Le due violente aggressioni di sabato notte intorno alla Stazione Termini di certo hanno contribuito. Ma la competizione tra Lega e FdI sui temi della maggioranza è più profonda e meno recente. Il vicesegretario della Lega, Claudio Durigon, la dice così: «Noi vogliamo essere piu incisivi e piu netti. Il ragionamento è che le assunzioni non sono facili. E attenzione: i problemi che vediamo oggi nelle grandi città cominciano a diffondersi anche nei centri più piccoli». Per farla breve: «Occorrono presidi territoriali più forti». Cosa che Salvini, commentando le aggressioni della notte precedente, sui social dice in modo molto più duro: «Sono tanti, sono troppi. Mani libere alle Forze dell’ordine. Remigrazione, pugno di ferro e tolleranza zero». Al punto che da Azione Daniela Ruffino si chiede: «Non so se qualcuno nella Lega pensa di usare i militari come Donald Trump sta facendo con la Guardia nazionale negli Stati Uniti». A completare il tris dei capigruppo di centrodestra al Senato, interviene da Forza Italia Maurizio Gasparri. Per dire che «non bisogna attardarsi in discussioni, invocando più militari o più forze di polizia, ma dobbiamo avere più presenze e più organici del popolo in divisa nel suo complesso». Insomma «passiamo ai fatti, senza perdere tempo in discussioni superficiali».
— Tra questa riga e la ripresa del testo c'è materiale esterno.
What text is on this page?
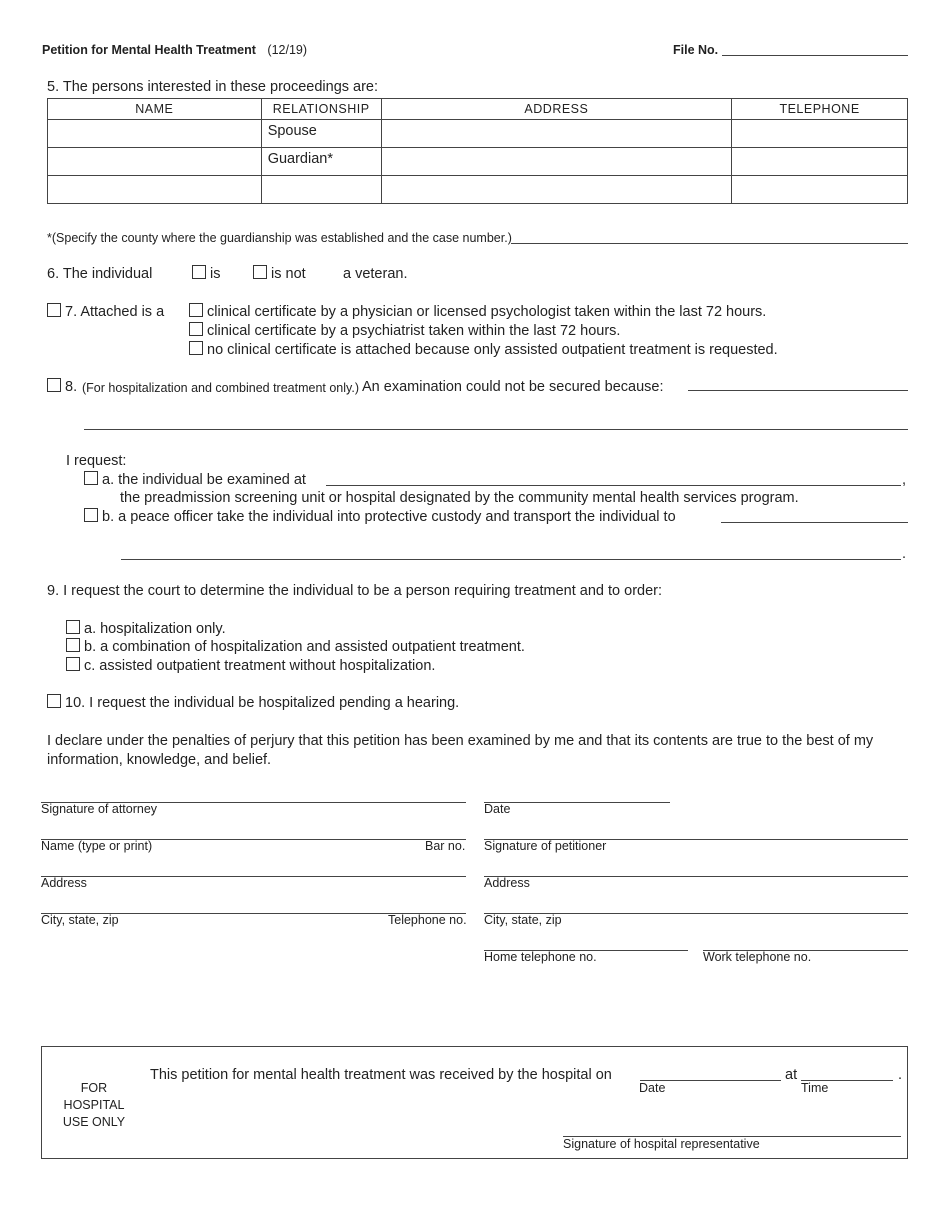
Petition for Mental Health Treatment (12/19)	File No.
5. The persons interested in these proceedings are:
NAME	RELATIONSHIP	ADDRESS	TELEPHONE
	Spouse		
	Guardian*		

*(Specify the county where the guardianship was established and the case number.)
6. The individual	is	is not	a veteran.
7. Attached is a	clinical certificate by a physician or licensed psychologist taken within the last 72 hours.
clinical certificate by a psychiatrist taken within the last 72 hours.
no clinical certificate is attached because only assisted outpatient treatment is requested.
8. (For hospitalization and combined treatment only.) An examination could not be secured because:
I request:
a. the individual be examined at	,
the preadmission screening unit or hospital designated by the community mental health services program.
b. a peace officer take the individual into protective custody and transport the individual to
.
9. I request the court to determine the individual to be a person requiring treatment and to order:
a. hospitalization only.
b. a combination of hospitalization and assisted outpatient treatment.
c. assisted outpatient treatment without hospitalization.
10. I request the individual be hospitalized pending a hearing.
I declare under the penalties of perjury that this petition has been examined by me and that its contents are true to the best of my information, knowledge, and belief.
Signature of attorney
Name (type or print)	Bar no.
Address
City, state, zip	Telephone no.
Date
Signature of petitioner
Address
City, state, zip
Home telephone no.	Work telephone no.
FOR
HOSPITAL
USE ONLY
This petition for mental health treatment was received by the hospital on
Date
at
Time
.
Signature of hospital representative
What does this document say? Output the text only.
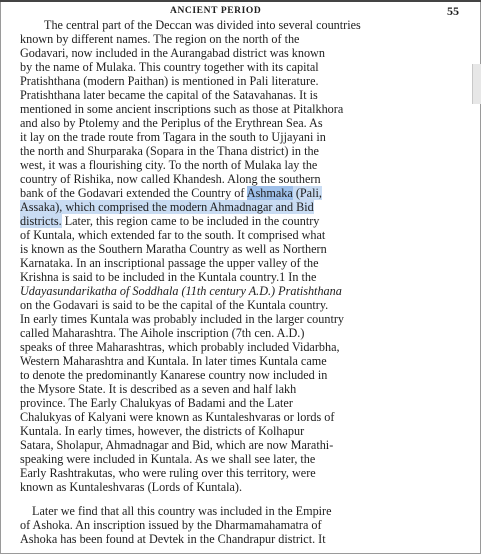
ANCIENT PERIOD	55
The central part of the Deccan was divided into several countries
known by different names. The region on the north of the
Godavari, now included in the Aurangabad district was known
by the name of Mulaka. This country together with its capital
Pratishthana (modern Paithan) is mentioned in Pali literature.
Pratishthana later became the capital of the Satavahanas. It is
mentioned in some ancient inscriptions such as those at Pitalkhora
and also by Ptolemy and the Periplus of the Erythrean Sea. As
it lay on the trade route from Tagara in the south to Ujjayani in
the north and Shurparaka (Sopara in the Thana district) in the
west, it was a flourishing city. To the north of Mulaka lay the
country of Rishika, now called Khandesh. Along the southern
bank of the Godavari extended the Country of Ashmaka (Pali,
Assaka), which comprised the modern Ahmadnagar and Bid
districts. Later, this region came to be included in the country
of Kuntala, which extended far to the south. It comprised what
is known as the Southern Maratha Country as well as Northern
Karnataka. In an inscriptional passage the upper valley of the
Krishna is said to be included in the Kuntala country.1 In the
Udayasundarikatha of Soddhala (11th century A.D.) Pratishthana
on the Godavari is said to be the capital of the Kuntala country.
In early times Kuntala was probably included in the larger country
called Maharashtra. The Aihole inscription (7th cen. A.D.)
speaks of three Maharashtras, which probably included Vidarbha,
Western Maharashtra and Kuntala. In later times Kuntala came
to denote the predominantly Kanarese country now included in
the Mysore State. It is described as a seven and half lakh
province. The Early Chalukyas of Badami and the Later
Chalukyas of Kalyani were known as Kuntaleshvaras or lords of
Kuntala. In early times, however, the districts of Kolhapur
Satara, Sholapur, Ahmadnagar and Bid, which are now Marathi-
speaking were included in Kuntala. As we shall see later, the
Early Rashtrakutas, who were ruling over this territory, were
known as Kuntaleshvaras (Lords of Kuntala).
Later we find that all this country was included in the Empire
of Ashoka. An inscription issued by the Dharmamahamatra of
Ashoka has been found at Devtek in the Chandrapur district. It
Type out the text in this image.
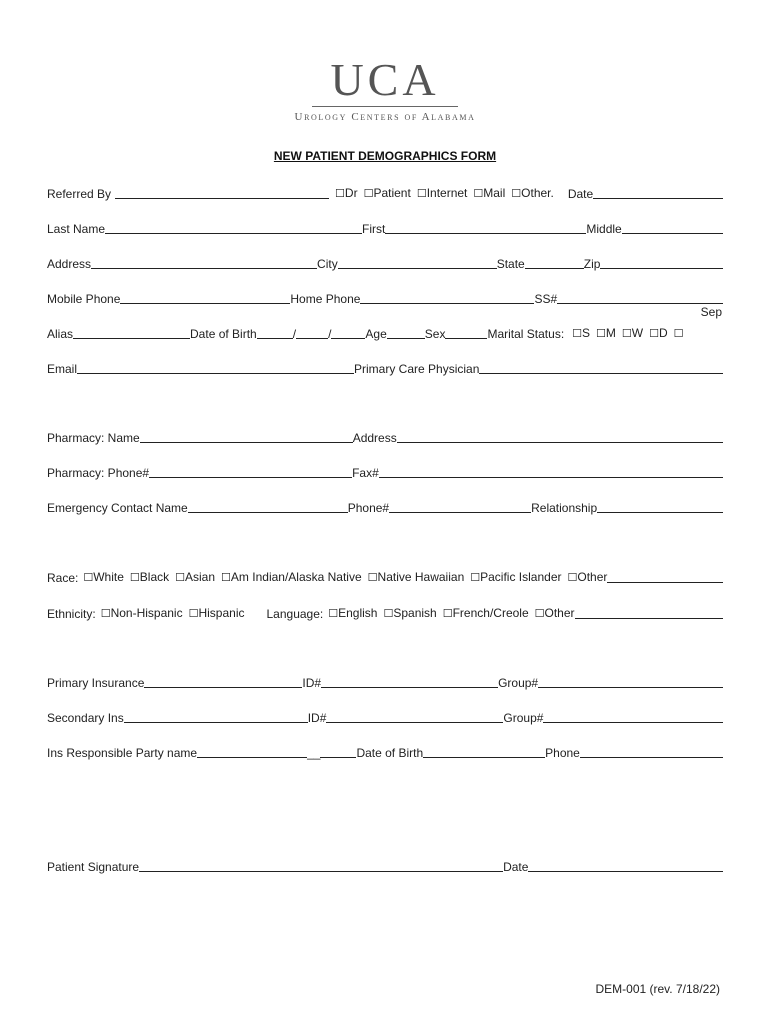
UCA
Urology Centers of Alabama
NEW PATIENT DEMOGRAPHICS FORM
Referred By	☐Dr ☐Patient ☐Internet ☐Mail ☐Other. Date
Last Name	First	Middle
Address	City	State	Zip
Mobile Phone	Home Phone	SS#
Sep
Alias	Date of Birth	/	/	Age	Sex	Marital Status: ☐S ☐M ☐W ☐D ☐
Email	Primary Care Physician
Pharmacy: Name	Address
Pharmacy: Phone#	Fax#
Emergency Contact Name	Phone#	Relationship
Race: ☐White ☐Black ☐Asian ☐Am Indian/Alaska Native ☐Native Hawaiian ☐Pacific Islander ☐Other
Ethnicity: ☐Non-Hispanic ☐Hispanic Language: ☐English ☐Spanish ☐French/Creole ☐Other
Primary Insurance	ID#	Group#
Secondary Ins	ID#	Group#
Ins Responsible Party name	__	Date of Birth	Phone
Patient Signature	Date
DEM-001 (rev. 7/18/22)
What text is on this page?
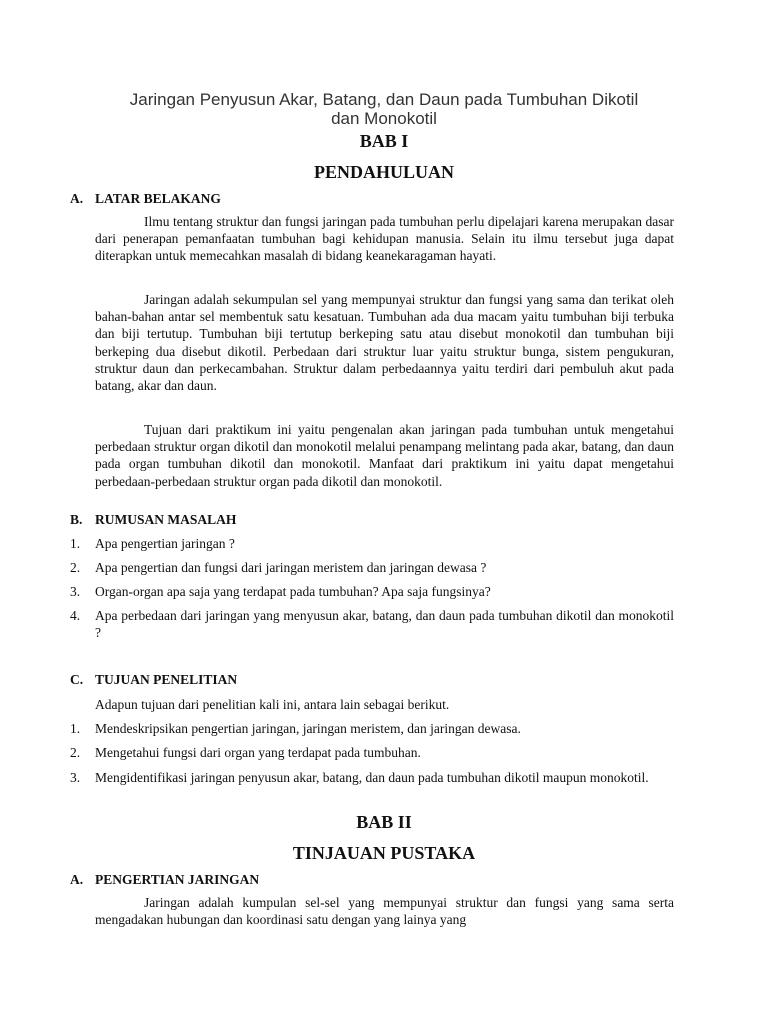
Jaringan Penyusun Akar, Batang, dan Daun pada Tumbuhan Dikotil
dan Monokotil
BAB I
PENDAHULUAN
A. LATAR BELAKANG

Ilmu tentang struktur dan fungsi jaringan pada tumbuhan perlu dipelajari karena merupakan dasar dari penerapan pemanfaatan tumbuhan bagi kehidupan manusia. Selain itu ilmu tersebut juga dapat diterapkan untuk memecahkan masalah di bidang keanekaragaman hayati.

Jaringan adalah sekumpulan sel yang mempunyai struktur dan fungsi yang sama dan terikat oleh bahan-bahan antar sel membentuk satu kesatuan. Tumbuhan ada dua macam yaitu tumbuhan biji terbuka dan biji tertutup. Tumbuhan biji tertutup berkeping satu atau disebut monokotil dan tumbuhan biji berkeping dua disebut dikotil. Perbedaan dari struktur luar yaitu struktur bunga, sistem pengukuran, struktur daun dan perkecambahan. Struktur dalam perbedaannya yaitu terdiri dari pembuluh akut pada batang, akar dan daun.

Tujuan dari praktikum ini yaitu pengenalan akan jaringan pada tumbuhan untuk mengetahui perbedaan struktur organ dikotil dan monokotil melalui penampang melintang pada akar, batang, dan daun pada organ tumbuhan dikotil dan monokotil. Manfaat dari praktikum ini yaitu dapat mengetahui perbedaan-perbedaan struktur organ pada dikotil dan monokotil.

B. RUMUSAN MASALAH
1.	Apa pengertian jaringan ?
2.	Apa pengertian dan fungsi dari jaringan meristem dan jaringan dewasa ?
3.	Organ-organ apa saja yang terdapat pada tumbuhan? Apa saja fungsinya?
4.	Apa perbedaan dari jaringan yang menyusun akar, batang, dan daun pada tumbuhan dikotil dan monokotil ?
C. TUJUAN PENELITIAN

Adapun tujuan dari penelitian kali ini, antara lain sebagai berikut.

1.	Mendeskripsikan pengertian jaringan, jaringan meristem, dan jaringan dewasa.
2.	Mengetahui fungsi dari organ yang terdapat pada tumbuhan.
3.	Mengidentifikasi jaringan penyusun akar, batang, dan daun pada tumbuhan dikotil maupun monokotil.
BAB II
TINJAUAN PUSTAKA
A. PENGERTIAN JARINGAN

Jaringan adalah kumpulan sel-sel yang mempunyai struktur dan fungsi yang sama serta mengadakan hubungan dan koordinasi satu dengan yang lainya yang
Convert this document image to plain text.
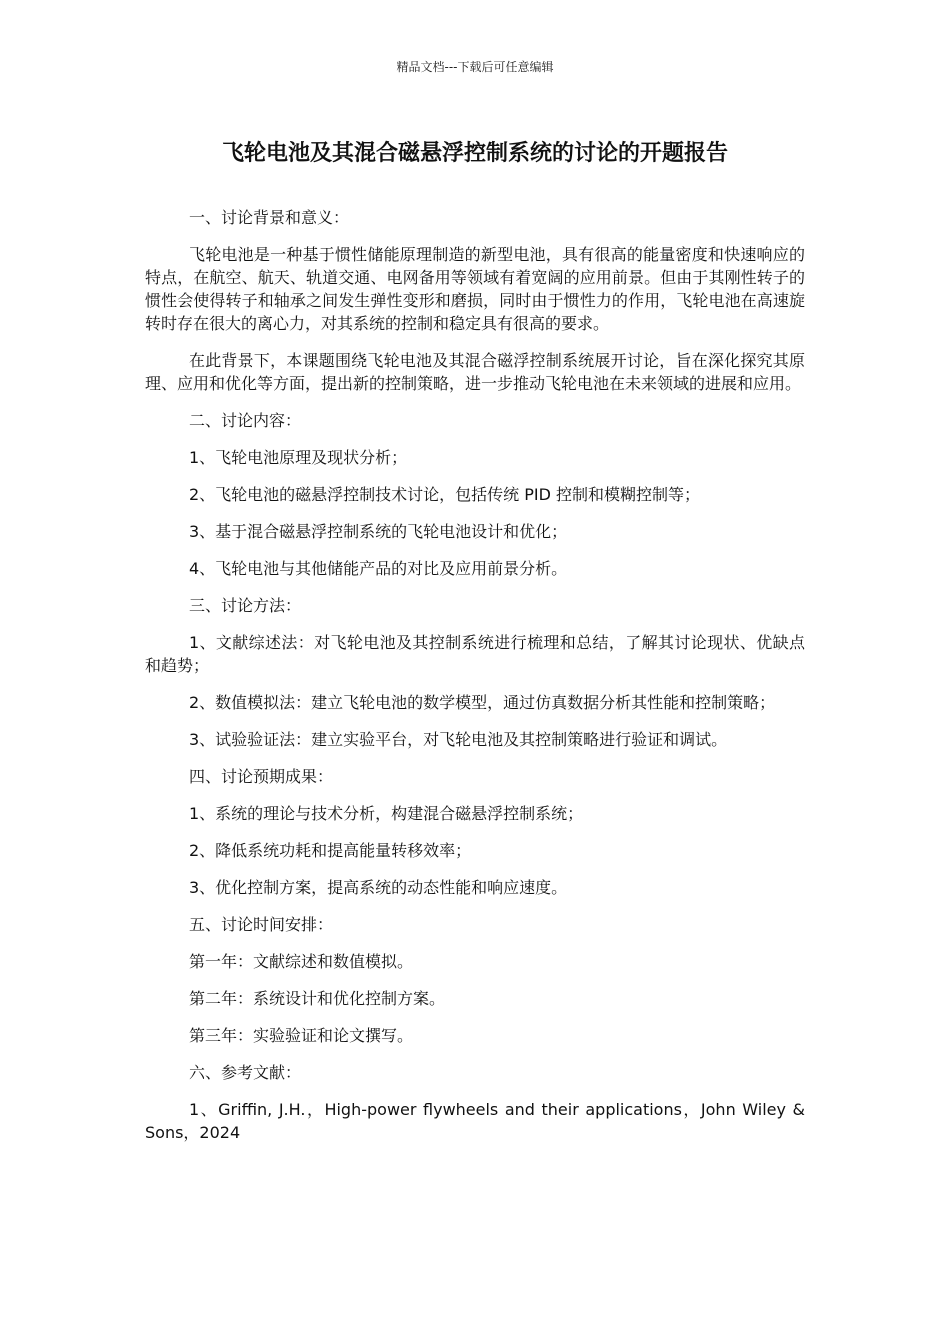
精品文档---下载后可任意编辑
飞轮电池及其混合磁悬浮控制系统的讨论的开题报告

一、讨论背景和意义：

飞轮电池是一种基于惯性储能原理制造的新型电池，具有很高的能量密度和快速响应的特点，在航空、航天、轨道交通、电网备用等领域有着宽阔的应用前景。但由于其刚性转子的惯性会使得转子和轴承之间发生弹性变形和磨损，同时由于惯性力的作用，飞轮电池在高速旋转时存在很大的离心力，对其系统的控制和稳定具有很高的要求。

在此背景下，本课题围绕飞轮电池及其混合磁浮控制系统展开讨论，旨在深化探究其原理、应用和优化等方面，提出新的控制策略，进一步推动飞轮电池在未来领域的进展和应用。

二、讨论内容：

1、飞轮电池原理及现状分析；

2、飞轮电池的磁悬浮控制技术讨论，包括传统 PID 控制和模糊控制等；

3、基于混合磁悬浮控制系统的飞轮电池设计和优化；

4、飞轮电池与其他储能产品的对比及应用前景分析。

三、讨论方法：

1、文献综述法：对飞轮电池及其控制系统进行梳理和总结，了解其讨论现状、优缺点和趋势；

2、数值模拟法：建立飞轮电池的数学模型，通过仿真数据分析其性能和控制策略；

3、试验验证法：建立实验平台，对飞轮电池及其控制策略进行验证和调试。

四、讨论预期成果：

1、系统的理论与技术分析，构建混合磁悬浮控制系统；

2、降低系统功耗和提高能量转移效率；

3、优化控制方案，提高系统的动态性能和响应速度。

五、讨论时间安排：

第一年：文献综述和数值模拟。

第二年：系统设计和优化控制方案。

第三年：实验验证和论文撰写。

六、参考文献：

1、Griffin, J.H.，High-power flywheels and their applications，John Wiley & Sons，2024
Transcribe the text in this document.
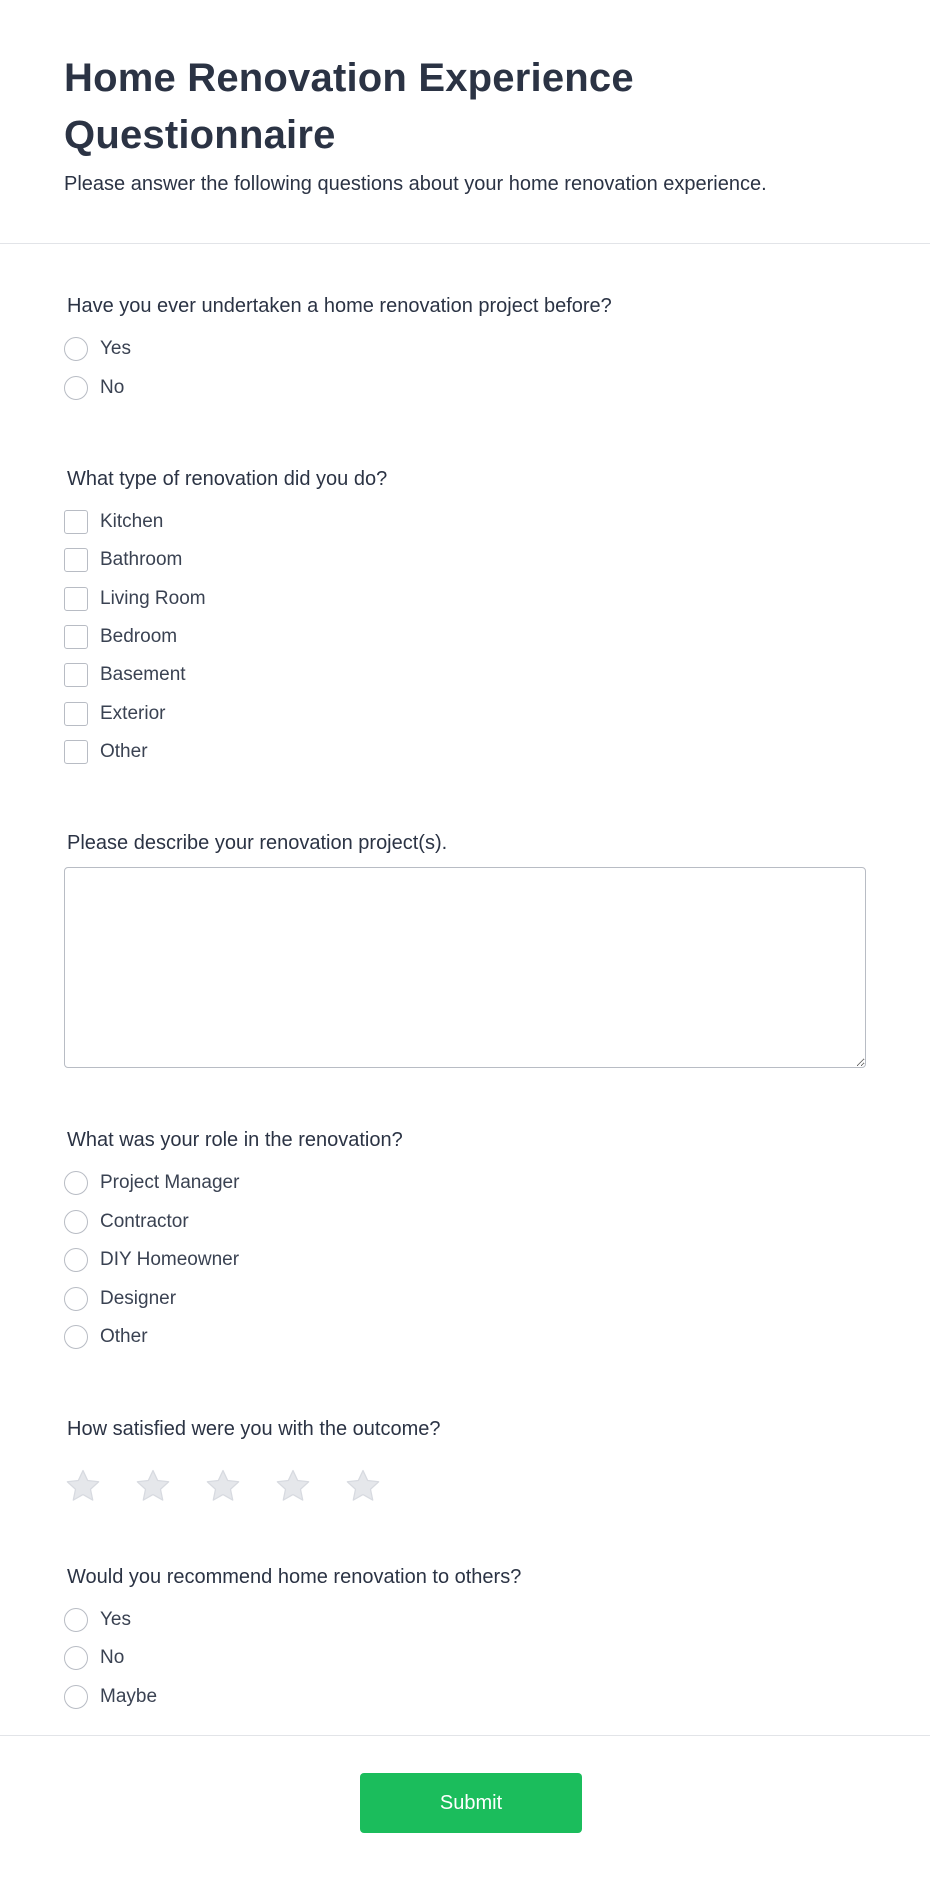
Home Renovation Experience Questionnaire

Please answer the following questions about your home renovation experience.

Have you ever undertaken a home renovation project before?
Yes
No
What type of renovation did you do?
Kitchen
Bathroom
Living Room
Bedroom
Basement
Exterior
Other
Please describe your renovation project(s).
What was your role in the renovation?
Project Manager
Contractor
DIY Homeowner
Designer
Other
How satisfied were you with the outcome?
Would you recommend home renovation to others?
Yes
No
Maybe
Submit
Giorgia Meloni nella sua conferenza stampa di fine anno ha promesso l’arrivo, in uno dei prossimi Cdm, di un nuovo decreto Sicurezza, incentrato soprattutto sui «maranza». Proprio su quello si erano accesi i primi fuochi della polemica, con i provvedimenti presentati dai sottosegretari leghisti Molteni e Ostellari accolti con freddezza dai FdI, anche se una parte cospicua finirà nel futuro provvedimento. Ma in FdI c’è una convinzione: «Con il decreto, le loro polemiche non finiranno. Sono parte del concorso di Salvini per il Viminale nel 2027».